L’abbandono di Cristo sulla croce
William Joseph Lowe
È come Dio o come uomo che
Cristo è stato abbandonato, quando sulla croce ha gridato: «Dio mio, Dio mio, perché mi hai abbandonato?» (Matteo 27:46; Salmo 22:1). Nel Salmo 22:6, Egli dice: «Ma io sono un verme e non un uomo».
È evidente, secondo le Scritture, che il Signore Gesù
Cristo «spogliò sé stesso, prendendo forma di servo, divenendo simile agli uomini; trovato esteriormente come un uomo, umiliò sé stesso» (Filippesi 2:7-8; Ebrei 2:9). La morte è entrata nel mondo per mezzo di un uomo che ha peccato, e la risurrezione dei morti è stata introdotto da un uomo, Gesù
Cristo, che è chiamato «il secondo uomo» (1 Corinzi 15:21, 47). Non si può risuscitare se non si è passati per la morte. Abbiamo dunque qui una testimonianza molto chiara, riguardo all’umanità di
Cristo riguardo alla morte, e ve ne sono altri esempi in Romani 8:3.
Ma, d’altra parte, bisogna non perdere di vista la divinità del Signore. Era la Parola «fatta carne» che ha abitato un tempo tra noi e «la Parola era Dio» (1 Giovanni 1:1, 14). Diventando uomo, non ha eliminato la Sua divinità. «Prima che Abraamo fosse, io sono» Egli disse e i Giudei compresero molto bene che con queste parole Egli affermava la propria divinità nel modo più evidente, al punto che presero delle pietre per lapidarLo (pensavano avesse bestemmiato). Accadde la stessa cosa, quando disse: «Io e il Padre siamo uno» (Giovanni 8:58,59; 10:30, 31, 33).
È impossibile separare in
Cristo l’umanità e la divinità. Nella Sua natura, era Dio ed è anche diventato uomo quando entrò in questo mondo. Comprendiamo dunque che nella Sua morte, Egli possa essere visto sotto diversi aspetti, come vediamo nei quattro vangeli. Nei primi due, Matteo e Marco, ci viene mostrato «abbandonato» sulla croce. Perché lì si vuole evidenziare l’espiazione. In Matteo,
Cristo è presentato come «figlio di Davide, figlio di Abraamo» (Matteo 1:1), di conseguenza viene considerata soprattutto la Sua umanità.

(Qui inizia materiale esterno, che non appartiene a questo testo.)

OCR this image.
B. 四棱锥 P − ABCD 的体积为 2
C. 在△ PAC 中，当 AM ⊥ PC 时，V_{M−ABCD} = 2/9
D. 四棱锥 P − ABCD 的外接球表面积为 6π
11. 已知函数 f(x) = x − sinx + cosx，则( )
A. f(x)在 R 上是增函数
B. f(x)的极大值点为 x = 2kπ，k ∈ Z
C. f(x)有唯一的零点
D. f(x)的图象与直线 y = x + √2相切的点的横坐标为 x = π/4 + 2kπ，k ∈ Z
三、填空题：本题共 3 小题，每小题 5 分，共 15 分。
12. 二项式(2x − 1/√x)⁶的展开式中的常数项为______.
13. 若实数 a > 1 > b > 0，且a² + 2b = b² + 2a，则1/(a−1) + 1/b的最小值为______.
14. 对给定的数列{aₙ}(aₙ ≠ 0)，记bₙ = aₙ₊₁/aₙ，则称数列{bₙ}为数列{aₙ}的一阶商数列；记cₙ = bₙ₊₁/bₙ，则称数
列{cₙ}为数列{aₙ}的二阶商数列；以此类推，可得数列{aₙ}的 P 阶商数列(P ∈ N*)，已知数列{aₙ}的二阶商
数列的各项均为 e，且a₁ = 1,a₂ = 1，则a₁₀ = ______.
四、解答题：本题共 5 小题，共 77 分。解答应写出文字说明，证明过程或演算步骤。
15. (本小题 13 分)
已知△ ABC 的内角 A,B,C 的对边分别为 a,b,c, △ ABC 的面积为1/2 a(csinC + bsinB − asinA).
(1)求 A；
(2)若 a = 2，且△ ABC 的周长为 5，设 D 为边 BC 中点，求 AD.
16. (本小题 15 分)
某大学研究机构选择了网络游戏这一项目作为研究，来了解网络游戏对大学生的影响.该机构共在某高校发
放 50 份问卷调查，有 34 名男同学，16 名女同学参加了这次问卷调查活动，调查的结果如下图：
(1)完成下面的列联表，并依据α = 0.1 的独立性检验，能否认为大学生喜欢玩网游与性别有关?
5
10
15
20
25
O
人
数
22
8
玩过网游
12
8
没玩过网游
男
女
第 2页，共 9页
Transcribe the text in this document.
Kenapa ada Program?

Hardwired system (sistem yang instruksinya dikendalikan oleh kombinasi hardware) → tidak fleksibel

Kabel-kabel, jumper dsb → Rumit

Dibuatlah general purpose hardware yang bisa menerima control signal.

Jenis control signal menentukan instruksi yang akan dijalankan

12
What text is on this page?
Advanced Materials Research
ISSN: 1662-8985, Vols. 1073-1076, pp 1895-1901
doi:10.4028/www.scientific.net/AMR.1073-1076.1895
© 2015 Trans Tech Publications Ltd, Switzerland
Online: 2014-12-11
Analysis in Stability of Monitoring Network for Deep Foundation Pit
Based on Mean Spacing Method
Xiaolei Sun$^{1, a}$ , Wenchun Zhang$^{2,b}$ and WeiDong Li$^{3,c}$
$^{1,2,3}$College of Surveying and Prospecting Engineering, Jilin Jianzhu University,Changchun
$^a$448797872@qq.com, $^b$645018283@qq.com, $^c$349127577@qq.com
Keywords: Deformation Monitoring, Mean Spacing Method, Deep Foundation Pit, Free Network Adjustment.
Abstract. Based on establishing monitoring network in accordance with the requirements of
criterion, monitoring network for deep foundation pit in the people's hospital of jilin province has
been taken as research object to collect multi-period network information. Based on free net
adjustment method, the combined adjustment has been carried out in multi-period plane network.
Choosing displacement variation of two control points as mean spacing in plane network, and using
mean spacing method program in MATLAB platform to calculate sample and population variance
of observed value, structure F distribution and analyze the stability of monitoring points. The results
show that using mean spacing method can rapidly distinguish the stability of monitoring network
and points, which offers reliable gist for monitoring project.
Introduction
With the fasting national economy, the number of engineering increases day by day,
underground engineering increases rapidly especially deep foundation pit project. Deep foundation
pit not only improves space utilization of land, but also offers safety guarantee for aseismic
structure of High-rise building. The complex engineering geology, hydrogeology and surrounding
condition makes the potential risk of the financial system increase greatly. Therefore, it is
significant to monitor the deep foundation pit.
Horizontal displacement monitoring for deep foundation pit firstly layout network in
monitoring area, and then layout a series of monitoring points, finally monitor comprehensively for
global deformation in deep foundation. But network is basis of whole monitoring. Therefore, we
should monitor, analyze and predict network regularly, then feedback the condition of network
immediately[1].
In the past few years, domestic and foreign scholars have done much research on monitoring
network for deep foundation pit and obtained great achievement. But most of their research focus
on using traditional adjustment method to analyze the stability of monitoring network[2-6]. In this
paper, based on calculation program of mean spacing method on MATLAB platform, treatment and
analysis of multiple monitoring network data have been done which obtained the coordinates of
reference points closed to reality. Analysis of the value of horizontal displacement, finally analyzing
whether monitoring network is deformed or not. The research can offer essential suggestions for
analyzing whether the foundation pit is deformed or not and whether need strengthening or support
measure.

Ma in Marco, Egli è «il Figlio di Dio» (Marco 1:1), il perfetto servo di Dio, il Figlio amatissimo in cui trovava il piacere (v. 11). Troviamo dunque soprattutto la Sua divinità e troviamo dunque anche una risposta alla domanda.
Le Scritture sono ancora più esplicite su questo punto: Matteo e Marco, i due solo evangelisti che riferiscono le parole di
Cristo: «Perché mi hai abbandonato?» sono anche i soli che danno la testimonianza del centurione riguardo alla morte di Gesù: «Veramente, costui era Figlio di Dio» (Matteo 27:51, Marco 15:39). Inoltre Marco sottolinea il fatto con quest’espressione: «Veramente, quest’uomo era Figlio di Dio!» evidenziando molto chiaramente che la morte del Signore era un atto deliberato, e non l’effetto dell’asservimento della nostra razza decaduta al peccato e alla morte. Il Signore aveva preso volontariamente su Lui i nostri peccati, perciò rese lo spirito al Padre di Sua volontà; lasciò la vita da solo (Marco 15:37-39; paragonare con Giovanni 10:17-18) «Gesù, emesso un gran grido, rese lo spirito.» Questo fatto colpì talmente il centurione da fargli dire «Quest’uomo era il Figlio di Dio!»
Infine non dimentichiamo che la redenzione ottenuta dal Signore era una «redenzione eterna», infinita nel suo valore. Era necessario un sacrificio all’altezza di questa redenzione, quello dell’Agnello di Dio, preconosciuto fin dalla fondazione del mondo (1 Pietro 1:18-20). Tramite il Suo sangue, il Figlio di Dio si è acquistato la Chiesa (Atti 20:28): così la vita e l’incorruttibilità hanno potuto essere messe in luce nel Vangelo (2 Timoteo 1:10).
L’espressione: «Ma io sono un verme e non un uomo» mostra il profondo grado di abbassamento a cui il Signore della gloria ha voluto sottoporsi.